Since its enactment, cities and counties required to plan under the GMA, like Snohomish County, have had to use the best available science in identifying geologically hazardous areas prone to land and mudslides and protecting such land from development. The state's Department of Natural Resources is tasked with mapping geologically hazardous zones, including areas susceptible to land and mudslides. The locations of these geologically hazardous areas are provided to local jurisdictions for regulation under GMA, though identification and characterization is incomplete. The department provides open access to these maps through its geologic information portal.

The local county knew of the landslide hazard and past landslide record in the Steelhead Haven Hill region. In the early 2000s the county commissioned an engineering report on the natural hazard risk to the Steelhead Drive community. The report suggested several options including a hoe buyout program, moving the river away from the toe of the hill and slope stablization. The expensive buyout option -- the only option that would have likley significantly reduced loss of life from the 2014 event -- was never pursued, not even partially. Instead, the county opted to attempt to stablize the toe of the Steelhead Haven Hill and permitted new construction even after the 2006 slide.

In 2006 it became clear that an active growth management framework and significant geological and hydrological investigation into the area, was not enough to prevent heavy losses from a predictable landslide. The county, the state and professionals within the planning and emergency management arena are now critically examining what more is needed to protect life and property in a landslide-prone state.

Individuals with expertise/responsibilities in the following areas have helped create the case study:
  • Washington State Legislature
  • Washington State Department of Natural Resources
  • Local planning departments of cities and counties
  • Local emergency management
  • Private developers and private logging , especially logging companies
  • Residents

Key teaching points:

How this example is used in the classroom:
I am currently developing the Oso Landslide case study into an assignment to be accompanied by a lecture discussing the development and management of the area. If possible, the assignment may be coordinated with a field trip to the site.

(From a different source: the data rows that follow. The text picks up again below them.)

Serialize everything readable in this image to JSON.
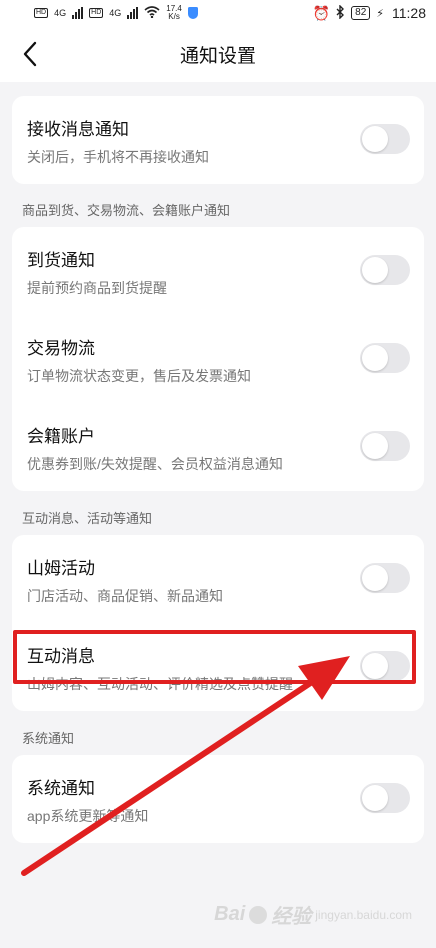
{
  "status_bar": {
    "hd1": "HD",
    "network1": "4G",
    "hd2": "HD",
    "network2": "4G",
    "speed_value": "17.4",
    "speed_unit": "K/s",
    "battery": "82",
    "time": "11:28"
  },
  "nav": {
    "title": "通知设置"
  },
  "main_card": {
    "title": "接收消息通知",
    "subtitle": "关闭后，手机将不再接收通知",
    "enabled": false
  },
  "sections": [
    {
      "label": "商品到货、交易物流、会籍账户通知",
      "items": [
        {
          "title": "到货通知",
          "subtitle": "提前预约商品到货提醒",
          "enabled": false
        },
        {
          "title": "交易物流",
          "subtitle": "订单物流状态变更，售后及发票通知",
          "enabled": false
        },
        {
          "title": "会籍账户",
          "subtitle": "优惠券到账/失效提醒、会员权益消息通知",
          "enabled": false
        }
      ]
    },
    {
      "label": "互动消息、活动等通知",
      "items": [
        {
          "title": "山姆活动",
          "subtitle": "门店活动、商品促销、新品通知",
          "enabled": false
        },
        {
          "title": "互动消息",
          "subtitle": "山姆内容、互动活动、评价精选及点赞提醒",
          "enabled": false
        }
      ]
    },
    {
      "label": "系统通知",
      "items": [
        {
          "title": "系统通知",
          "subtitle": "app系统更新等通知",
          "enabled": false
        }
      ]
    }
  ],
  "watermark": {
    "brand": "Bai",
    "brand2": "经验",
    "sub": "jingyan.baidu.com"
  },
  "colors": {
    "highlight": "#e02020",
    "toggle_off": "#e7e7ea",
    "background": "#f4f4f6"
  }
}
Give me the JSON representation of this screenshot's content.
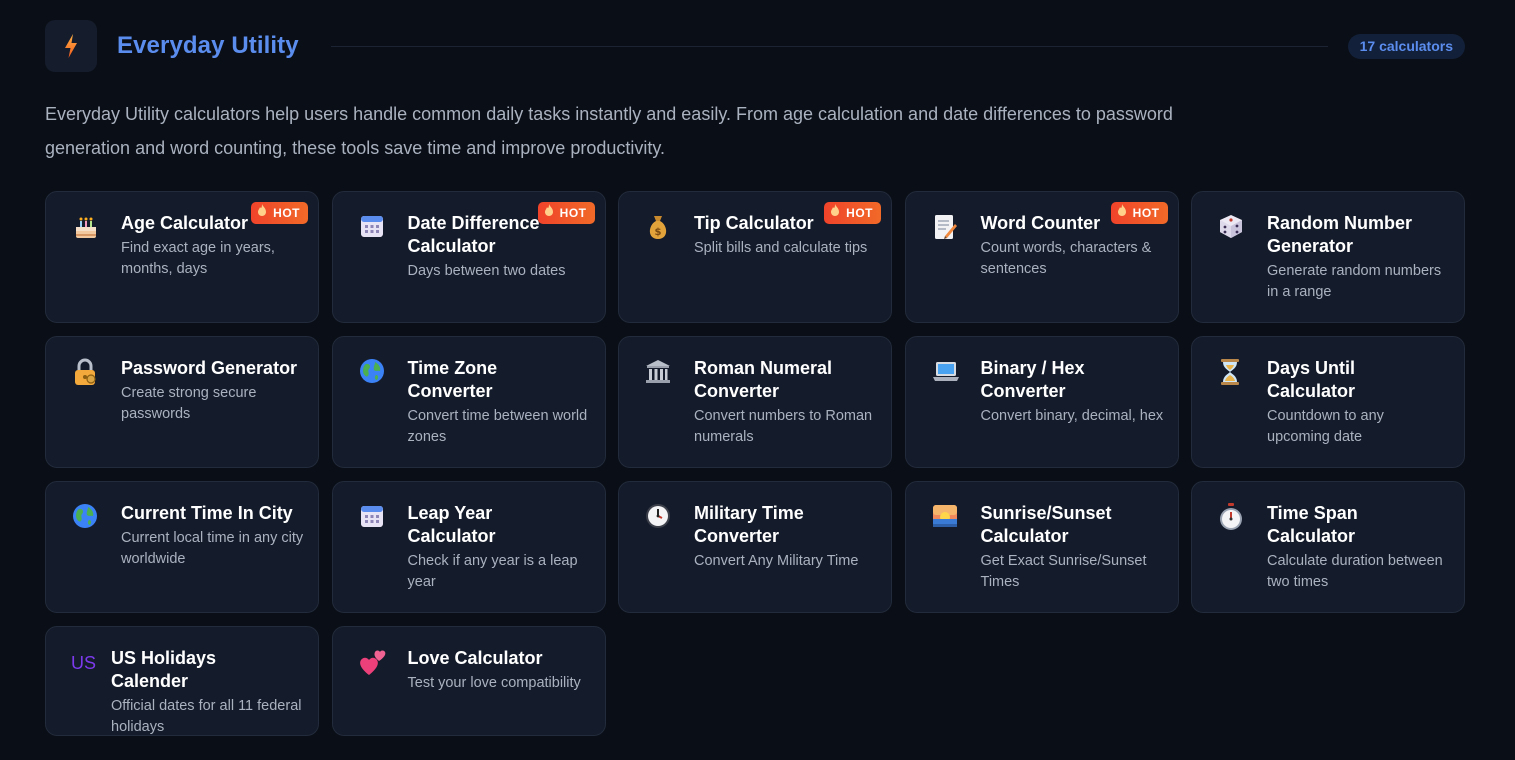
{
  "header": {
    "title": "Everyday Utility",
    "count_label": "17 calculators",
    "accent_color": "#5b8def",
    "icon": "lightning-bolt-icon"
  },
  "description": "Everyday Utility calculators help users handle common daily tasks instantly and easily. From age calculation and date differences to password generation and word counting, these tools save time and improve productivity.",
  "hot_label": "HOT",
  "calculators": [
    {
      "name": "Age Calculator",
      "desc": "Find exact age in years, months, days",
      "icon": "cake-icon",
      "hot": true
    },
    {
      "name": "Date Difference Calculator",
      "desc": "Days between two dates",
      "icon": "calendar-icon",
      "hot": true
    },
    {
      "name": "Tip Calculator",
      "desc": "Split bills and calculate tips",
      "icon": "money-bag-icon",
      "hot": true
    },
    {
      "name": "Word Counter",
      "desc": "Count words, characters & sentences",
      "icon": "memo-icon",
      "hot": true
    },
    {
      "name": "Random Number Generator",
      "desc": "Generate random numbers in a range",
      "icon": "dice-icon",
      "hot": false
    },
    {
      "name": "Password Generator",
      "desc": "Create strong secure passwords",
      "icon": "lock-key-icon",
      "hot": false
    },
    {
      "name": "Time Zone Converter",
      "desc": "Convert time between world zones",
      "icon": "globe-icon",
      "hot": false
    },
    {
      "name": "Roman Numeral Converter",
      "desc": "Convert numbers to Roman numerals",
      "icon": "classical-building-icon",
      "hot": false
    },
    {
      "name": "Binary / Hex Converter",
      "desc": "Convert binary, decimal, hex",
      "icon": "laptop-icon",
      "hot": false
    },
    {
      "name": "Days Until Calculator",
      "desc": "Countdown to any upcoming date",
      "icon": "hourglass-icon",
      "hot": false
    },
    {
      "name": "Current Time In City",
      "desc": "Current local time in any city worldwide",
      "icon": "globe-icon",
      "hot": false
    },
    {
      "name": "Leap Year Calculator",
      "desc": "Check if any year is a leap year",
      "icon": "calendar-icon",
      "hot": false
    },
    {
      "name": "Military Time Converter",
      "desc": "Convert Any Military Time",
      "icon": "clock-icon",
      "hot": false
    },
    {
      "name": "Sunrise/Sunset Calculator",
      "desc": "Get Exact Sunrise/Sunset Times",
      "icon": "sunrise-icon",
      "hot": false
    },
    {
      "name": "Time Span Calculator",
      "desc": "Calculate duration between two times",
      "icon": "stopwatch-icon",
      "hot": false
    },
    {
      "name": "US Holidays Calender",
      "desc": "Official dates for all 11 federal holidays",
      "icon": "us-flag-icon",
      "icon_text": "US",
      "hot": false
    },
    {
      "name": "Love Calculator",
      "desc": "Test your love compatibility",
      "icon": "two-hearts-icon",
      "hot": false
    }
  ]
}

Read The Growth Management Act of 1990 and summarize how the GMA addresses land and mudslide hazard in 250 words, citing specific passages and paragraphs. (Hint: search for "critical areas" and "geologically hazardous.")
Using the state's online geological map viewer, identify three near population centers -- the Oso slide area and two other landslide risk areas. Review the natural hazard mitigation plans for the corresponding jurisdictions to determine whether these areas are considered geologically hazardous for the purposes of the GMA. For each area, provide a brief summary and answer the following questions:

  1. Based upon your identification of community infrastructure, what specific impacts might land or mudslides have on populations in these areas?
  2. Based upon census data from 1980, 1990, 2000, and 2010, how has populations changed in the areas in and around the landslide-prone zones over time?
  3. Based upon the provided archives of Oso area reports and news coverage of the March 22, 2014 slide, what were the complex causes of the high loss of life and infrastructure impacts from this event?
  4. What changes, if any, would you suggest to the GMA to better protect public safety in regards to landslide events?


The Seattle Times has a significant archive of articles and interactive maps on the event.